Now I’m not for one minute suggesting that we take advantage of the power that we have and hold the country to ransom. Let’s just be sensible about it.
Take for instance the emissions thing: we’re supposed to be saving the planet by introducing lower emission engines, yet we didn’t have to scrap the old ‘killer’ engines. No, we exported them to Mexico, Central America and the Caribbean.
So when we have a good wind coming from the south, we get the pleasure of breathing in our old exhaust smoke again. Those engines were said to be destroying the ozone layer, yet we share the same ozone layer no matter where we are in the world, so how can it be right that we allow other countries to – if we believe the hype – carry on killing us with their harmful emissions? After all, when the ozone layer goes, we’re all supposed to spontaneously combust, so does it matter if we create the hole or provide somebody else with the tools to do it?
That’s one way to look at it, but the thing that has had the biggest impact on us in the industry is the problems that we can get as a result of the EPA regulations on our engines. Take EGR as an example.

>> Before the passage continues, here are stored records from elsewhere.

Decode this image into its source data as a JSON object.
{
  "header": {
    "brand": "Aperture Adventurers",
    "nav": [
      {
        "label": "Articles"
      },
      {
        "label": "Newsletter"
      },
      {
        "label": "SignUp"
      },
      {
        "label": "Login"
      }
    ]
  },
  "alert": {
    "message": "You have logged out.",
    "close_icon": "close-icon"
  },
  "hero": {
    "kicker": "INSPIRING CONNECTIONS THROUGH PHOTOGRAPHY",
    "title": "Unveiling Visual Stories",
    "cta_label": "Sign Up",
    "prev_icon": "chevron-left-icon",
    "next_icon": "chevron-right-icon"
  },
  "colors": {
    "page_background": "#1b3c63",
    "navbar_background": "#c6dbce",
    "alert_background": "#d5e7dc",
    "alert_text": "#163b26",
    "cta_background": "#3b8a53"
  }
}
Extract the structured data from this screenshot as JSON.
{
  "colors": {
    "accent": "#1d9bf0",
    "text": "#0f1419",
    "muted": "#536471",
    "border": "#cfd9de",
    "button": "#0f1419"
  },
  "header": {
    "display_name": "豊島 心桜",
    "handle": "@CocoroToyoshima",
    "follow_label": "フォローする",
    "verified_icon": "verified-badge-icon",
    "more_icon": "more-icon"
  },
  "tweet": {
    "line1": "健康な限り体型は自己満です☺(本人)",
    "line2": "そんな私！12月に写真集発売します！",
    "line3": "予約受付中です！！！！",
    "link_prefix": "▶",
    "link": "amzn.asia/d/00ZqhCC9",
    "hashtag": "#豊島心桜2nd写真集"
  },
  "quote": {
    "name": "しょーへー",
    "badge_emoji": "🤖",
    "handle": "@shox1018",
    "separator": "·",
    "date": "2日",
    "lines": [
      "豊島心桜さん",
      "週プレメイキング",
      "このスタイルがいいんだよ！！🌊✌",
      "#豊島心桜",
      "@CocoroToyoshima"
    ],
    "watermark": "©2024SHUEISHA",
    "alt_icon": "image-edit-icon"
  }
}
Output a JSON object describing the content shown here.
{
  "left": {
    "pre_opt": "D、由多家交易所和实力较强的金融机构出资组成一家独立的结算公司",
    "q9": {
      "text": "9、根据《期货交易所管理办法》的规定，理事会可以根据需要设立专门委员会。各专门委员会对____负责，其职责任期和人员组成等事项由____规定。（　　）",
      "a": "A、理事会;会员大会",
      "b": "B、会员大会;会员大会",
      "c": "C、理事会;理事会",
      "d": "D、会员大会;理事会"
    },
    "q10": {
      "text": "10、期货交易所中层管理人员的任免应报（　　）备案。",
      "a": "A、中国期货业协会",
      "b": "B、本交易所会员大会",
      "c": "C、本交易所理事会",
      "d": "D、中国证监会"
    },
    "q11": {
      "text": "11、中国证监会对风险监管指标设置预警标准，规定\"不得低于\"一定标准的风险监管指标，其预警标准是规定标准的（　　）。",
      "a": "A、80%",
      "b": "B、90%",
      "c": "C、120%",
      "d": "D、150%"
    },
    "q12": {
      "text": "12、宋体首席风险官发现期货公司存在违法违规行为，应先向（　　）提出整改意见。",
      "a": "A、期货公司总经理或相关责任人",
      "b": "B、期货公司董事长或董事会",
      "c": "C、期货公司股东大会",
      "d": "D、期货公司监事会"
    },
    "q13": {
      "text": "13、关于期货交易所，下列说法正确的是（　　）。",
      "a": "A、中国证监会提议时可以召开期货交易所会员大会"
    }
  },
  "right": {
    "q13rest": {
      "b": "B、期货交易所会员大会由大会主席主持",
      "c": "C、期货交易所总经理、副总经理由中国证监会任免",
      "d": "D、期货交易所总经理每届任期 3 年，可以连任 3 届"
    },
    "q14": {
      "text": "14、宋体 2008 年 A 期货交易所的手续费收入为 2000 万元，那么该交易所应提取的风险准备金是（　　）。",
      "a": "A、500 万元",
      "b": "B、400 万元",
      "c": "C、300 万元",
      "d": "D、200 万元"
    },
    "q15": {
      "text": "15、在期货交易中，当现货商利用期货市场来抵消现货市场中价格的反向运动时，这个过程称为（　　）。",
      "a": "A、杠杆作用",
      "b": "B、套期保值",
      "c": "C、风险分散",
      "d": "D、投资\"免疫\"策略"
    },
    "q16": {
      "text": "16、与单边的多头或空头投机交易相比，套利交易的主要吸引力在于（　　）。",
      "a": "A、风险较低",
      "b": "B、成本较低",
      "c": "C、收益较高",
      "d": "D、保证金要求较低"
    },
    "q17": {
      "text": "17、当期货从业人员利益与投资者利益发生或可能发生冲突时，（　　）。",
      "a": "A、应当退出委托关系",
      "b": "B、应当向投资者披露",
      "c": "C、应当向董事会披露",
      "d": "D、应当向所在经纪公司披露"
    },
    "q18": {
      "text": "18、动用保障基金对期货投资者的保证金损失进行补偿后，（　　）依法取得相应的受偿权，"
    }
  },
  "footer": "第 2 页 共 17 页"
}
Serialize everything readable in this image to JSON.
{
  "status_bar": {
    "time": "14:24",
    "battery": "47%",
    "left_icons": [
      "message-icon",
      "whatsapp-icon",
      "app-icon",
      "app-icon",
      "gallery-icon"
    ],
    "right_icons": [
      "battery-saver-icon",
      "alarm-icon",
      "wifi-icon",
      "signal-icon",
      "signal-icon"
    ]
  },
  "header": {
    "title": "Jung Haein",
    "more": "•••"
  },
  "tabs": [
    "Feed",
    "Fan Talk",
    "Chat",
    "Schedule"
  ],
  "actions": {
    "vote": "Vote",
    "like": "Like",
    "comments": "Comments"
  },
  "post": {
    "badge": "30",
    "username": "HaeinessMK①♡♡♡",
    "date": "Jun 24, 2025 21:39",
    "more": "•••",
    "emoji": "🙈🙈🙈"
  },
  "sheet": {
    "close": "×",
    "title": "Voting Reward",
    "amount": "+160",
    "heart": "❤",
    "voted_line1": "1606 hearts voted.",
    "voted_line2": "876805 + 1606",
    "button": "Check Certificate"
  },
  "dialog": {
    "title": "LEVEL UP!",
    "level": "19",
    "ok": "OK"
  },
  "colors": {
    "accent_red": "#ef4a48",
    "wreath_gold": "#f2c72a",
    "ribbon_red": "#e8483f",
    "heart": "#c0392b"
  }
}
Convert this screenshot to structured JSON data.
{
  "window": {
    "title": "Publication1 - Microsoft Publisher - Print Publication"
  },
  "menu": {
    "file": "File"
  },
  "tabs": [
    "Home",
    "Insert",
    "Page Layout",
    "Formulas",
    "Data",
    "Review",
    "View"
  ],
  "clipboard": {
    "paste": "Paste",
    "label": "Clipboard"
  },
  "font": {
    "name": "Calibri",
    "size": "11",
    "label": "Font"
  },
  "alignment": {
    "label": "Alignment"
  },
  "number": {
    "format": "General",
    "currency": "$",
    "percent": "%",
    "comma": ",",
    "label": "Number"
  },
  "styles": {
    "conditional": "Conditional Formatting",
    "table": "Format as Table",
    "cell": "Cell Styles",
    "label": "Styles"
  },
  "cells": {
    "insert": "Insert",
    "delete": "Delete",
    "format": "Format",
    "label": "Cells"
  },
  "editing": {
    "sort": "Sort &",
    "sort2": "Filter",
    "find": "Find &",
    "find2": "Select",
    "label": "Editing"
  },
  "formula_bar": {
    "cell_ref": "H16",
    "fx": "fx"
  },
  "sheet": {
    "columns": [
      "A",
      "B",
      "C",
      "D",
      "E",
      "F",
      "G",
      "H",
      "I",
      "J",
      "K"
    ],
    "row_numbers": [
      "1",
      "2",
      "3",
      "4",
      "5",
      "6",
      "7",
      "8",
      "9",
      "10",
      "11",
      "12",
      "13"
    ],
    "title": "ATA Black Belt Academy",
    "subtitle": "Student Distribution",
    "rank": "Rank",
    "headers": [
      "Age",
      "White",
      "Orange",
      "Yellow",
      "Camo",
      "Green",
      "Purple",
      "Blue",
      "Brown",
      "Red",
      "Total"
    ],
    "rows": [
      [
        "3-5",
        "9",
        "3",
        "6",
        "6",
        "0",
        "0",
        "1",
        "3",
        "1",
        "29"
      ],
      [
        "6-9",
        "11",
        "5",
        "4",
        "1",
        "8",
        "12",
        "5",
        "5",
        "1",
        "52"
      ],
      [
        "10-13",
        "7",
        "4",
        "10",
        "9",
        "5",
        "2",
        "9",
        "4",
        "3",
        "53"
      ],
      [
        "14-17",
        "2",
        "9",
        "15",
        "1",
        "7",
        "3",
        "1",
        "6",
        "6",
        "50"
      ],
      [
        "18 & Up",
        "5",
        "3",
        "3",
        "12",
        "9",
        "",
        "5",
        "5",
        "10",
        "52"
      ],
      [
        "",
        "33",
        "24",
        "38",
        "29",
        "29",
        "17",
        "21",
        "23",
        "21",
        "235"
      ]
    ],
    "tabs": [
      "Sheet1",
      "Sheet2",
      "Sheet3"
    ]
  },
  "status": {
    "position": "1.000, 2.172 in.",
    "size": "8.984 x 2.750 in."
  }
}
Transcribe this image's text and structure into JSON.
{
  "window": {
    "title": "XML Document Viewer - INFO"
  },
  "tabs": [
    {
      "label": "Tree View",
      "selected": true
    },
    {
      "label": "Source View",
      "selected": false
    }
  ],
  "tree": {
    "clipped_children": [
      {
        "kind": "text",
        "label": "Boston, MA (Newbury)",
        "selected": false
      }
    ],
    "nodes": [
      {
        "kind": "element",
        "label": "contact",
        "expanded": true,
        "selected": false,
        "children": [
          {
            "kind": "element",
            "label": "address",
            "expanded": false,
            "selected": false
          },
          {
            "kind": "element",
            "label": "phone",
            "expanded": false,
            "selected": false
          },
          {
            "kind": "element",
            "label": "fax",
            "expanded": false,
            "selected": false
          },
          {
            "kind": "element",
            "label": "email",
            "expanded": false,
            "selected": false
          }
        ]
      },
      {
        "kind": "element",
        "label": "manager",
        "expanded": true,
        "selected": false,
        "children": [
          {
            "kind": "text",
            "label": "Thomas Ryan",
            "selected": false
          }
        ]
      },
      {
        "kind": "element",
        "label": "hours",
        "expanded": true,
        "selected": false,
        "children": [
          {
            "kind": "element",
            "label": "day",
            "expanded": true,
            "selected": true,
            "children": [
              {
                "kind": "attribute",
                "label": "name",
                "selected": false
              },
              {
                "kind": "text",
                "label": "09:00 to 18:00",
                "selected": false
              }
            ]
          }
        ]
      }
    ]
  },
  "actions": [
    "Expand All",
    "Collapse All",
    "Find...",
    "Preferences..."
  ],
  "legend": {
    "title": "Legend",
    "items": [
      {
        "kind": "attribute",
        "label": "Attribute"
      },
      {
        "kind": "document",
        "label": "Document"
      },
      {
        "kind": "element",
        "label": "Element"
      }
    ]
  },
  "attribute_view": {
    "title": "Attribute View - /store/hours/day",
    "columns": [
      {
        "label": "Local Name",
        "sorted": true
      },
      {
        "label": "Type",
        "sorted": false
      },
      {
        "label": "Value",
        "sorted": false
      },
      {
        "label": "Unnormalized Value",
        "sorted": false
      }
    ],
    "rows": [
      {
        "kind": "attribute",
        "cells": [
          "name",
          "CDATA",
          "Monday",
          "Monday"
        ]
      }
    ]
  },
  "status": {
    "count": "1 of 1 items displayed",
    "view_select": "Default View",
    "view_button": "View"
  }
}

A diesel engine requires two things to run: fuel and air. The better the quality of either and the better the engine will run. That’s why we have charge air coolers (CAC), to provide a good gulp of dense fresh air. We then add hot exhaust gas and take away any improvements we’d made with the CAC.
We also have all kinds of valves and coolers, all of which are controlled by sensors and when it all, inevitably, goes wrong, the engine will use a lot more fuel and will, usually, be belching out a cloud of black smoke.
That’s hardly environmentally friendly. Coupled with the reliability issues seen on many low-emissions engines, we also had to suffer poorer fuel economy post-2002, so we end up burning more of the stuff that, supposedly, causes the pollution in the first place.
We have the best weapon to fight this bureaucratic nightmare: the word ‘NO.’ Unfortunately it doesn’t appear to be in our vocabulary!